In uncertain economic times, it's inspiring to see that the top executive of a leading American company has written a book titled Make It in America.
The 208-page book — subtitled The Case for Re-Inventing the Economy — is the handiwork of Andrew Liveris, chairman and CEO of Dow Chemical Co.
Dow, based in Midland, Mich., ranks as one of the world's largest plastics and chemicals makers. Almost one-third of its $46.6 billion sales total in 2009 came from the U.S. The firm provides more than 24,000 U.S. jobs — almost half of the company's global total. So it's safe to say that Dow has quite a bit riding on the 50 states' ability to remain a going concern.
And what can be more inclusive and 21st century-sounding than a pro-America argument being made by an Australian of Greek heritage such as Liveris? He may have written the book while relaxing in a melting pot.
In Make It in America, Liveris spells out the challenges facing American manufacturing. He argues in favor of a national economic policy, one that will make it easier for manufacturing to thrive here as it once did. He stresses over and over again the importance of manufacturing because of the number of jobs it creates both on its own and in related sectors. This “multiplier effect” is much greater in manufacturing than it is in other industries.

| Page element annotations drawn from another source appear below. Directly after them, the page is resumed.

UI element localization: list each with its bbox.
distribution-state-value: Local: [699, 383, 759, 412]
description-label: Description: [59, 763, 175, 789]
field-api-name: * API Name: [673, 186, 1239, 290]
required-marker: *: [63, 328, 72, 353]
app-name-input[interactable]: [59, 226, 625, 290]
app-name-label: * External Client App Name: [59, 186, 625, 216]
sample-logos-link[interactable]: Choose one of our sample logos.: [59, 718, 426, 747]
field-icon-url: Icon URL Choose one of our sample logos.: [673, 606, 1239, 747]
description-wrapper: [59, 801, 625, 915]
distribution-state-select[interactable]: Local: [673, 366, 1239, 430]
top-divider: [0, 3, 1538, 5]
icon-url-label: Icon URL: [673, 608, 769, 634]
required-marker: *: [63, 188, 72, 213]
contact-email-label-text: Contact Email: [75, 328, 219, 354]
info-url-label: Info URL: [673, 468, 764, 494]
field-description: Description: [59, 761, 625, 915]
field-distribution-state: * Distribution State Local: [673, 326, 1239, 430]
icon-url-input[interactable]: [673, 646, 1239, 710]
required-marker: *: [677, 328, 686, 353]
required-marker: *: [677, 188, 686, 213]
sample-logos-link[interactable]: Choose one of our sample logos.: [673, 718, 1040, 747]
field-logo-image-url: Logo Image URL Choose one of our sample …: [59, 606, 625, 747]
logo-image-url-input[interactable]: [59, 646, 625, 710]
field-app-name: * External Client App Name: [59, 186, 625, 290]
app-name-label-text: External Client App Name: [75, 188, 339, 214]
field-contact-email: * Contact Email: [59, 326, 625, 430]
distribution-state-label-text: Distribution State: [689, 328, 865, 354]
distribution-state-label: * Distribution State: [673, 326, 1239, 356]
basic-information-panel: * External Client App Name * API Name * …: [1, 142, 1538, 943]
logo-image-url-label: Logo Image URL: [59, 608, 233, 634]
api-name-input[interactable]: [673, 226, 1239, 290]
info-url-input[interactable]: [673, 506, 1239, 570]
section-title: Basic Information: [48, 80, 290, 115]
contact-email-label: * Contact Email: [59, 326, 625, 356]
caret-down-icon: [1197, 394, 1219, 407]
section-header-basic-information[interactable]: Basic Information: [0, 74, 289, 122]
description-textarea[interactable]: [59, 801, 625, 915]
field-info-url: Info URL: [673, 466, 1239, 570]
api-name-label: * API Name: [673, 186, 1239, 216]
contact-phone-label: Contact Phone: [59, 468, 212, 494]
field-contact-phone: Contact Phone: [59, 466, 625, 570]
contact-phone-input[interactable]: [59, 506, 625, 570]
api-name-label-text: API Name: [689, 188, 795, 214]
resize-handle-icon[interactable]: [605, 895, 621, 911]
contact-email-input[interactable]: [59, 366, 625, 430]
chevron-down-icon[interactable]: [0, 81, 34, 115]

Higher corporate tax rates, as well as a shifting web of federal and state regulations, also increase the difficulty factor for firms that want to do business in the U.S., according to Liveris, a 33-year Dow veteran who took the reins as CEO in 2004. Other nations — such as Germany, Spain and China — also have national energy policies that are more conducive to the manufacturing sector than what's available in the U.S., he writes.
Liveris also argues against the widely accepted belief that lower wages abroad have been the biggest factor in jobs moving from the U.S. to other countries, saying that the much-higher productivity of U.S. manufacturing plants “substantially narrows the gap.”
The commitment that both Liveris and Dow are showing to U.S. manufacturing should be widely recognized within the U.S. plastics industry, since, even in this age of diversification, Dow generates about 40 percent of its global sales from plastics-related businesses. The firm ranks as one of the world's largest polyethylene makers and also is active in numerous specialty plastics. In August, Dow announced it would be adding more than half-a-billion pounds of polyolefin elastomer capacity at three sites worldwide, including one in Freeport, Texas.
Dow also confirmed its commitment to the plastics market at a news event it hosted in Midland on Nov. 1. The company addressed some of its recent restructuring of its plastics business, with plastics and hydrocarbons group President Jim Fitterling saying that “Where [Dow is] now, is in the right range of plastics.”
In his book, Liveris tackles many big-picture topics. He's asking a lot of important questions, questions that will need to be answered if America's manufacturing base wants to survive and thrive.
Esposito is an Akron, Ohio-based Plastics News senior reporter.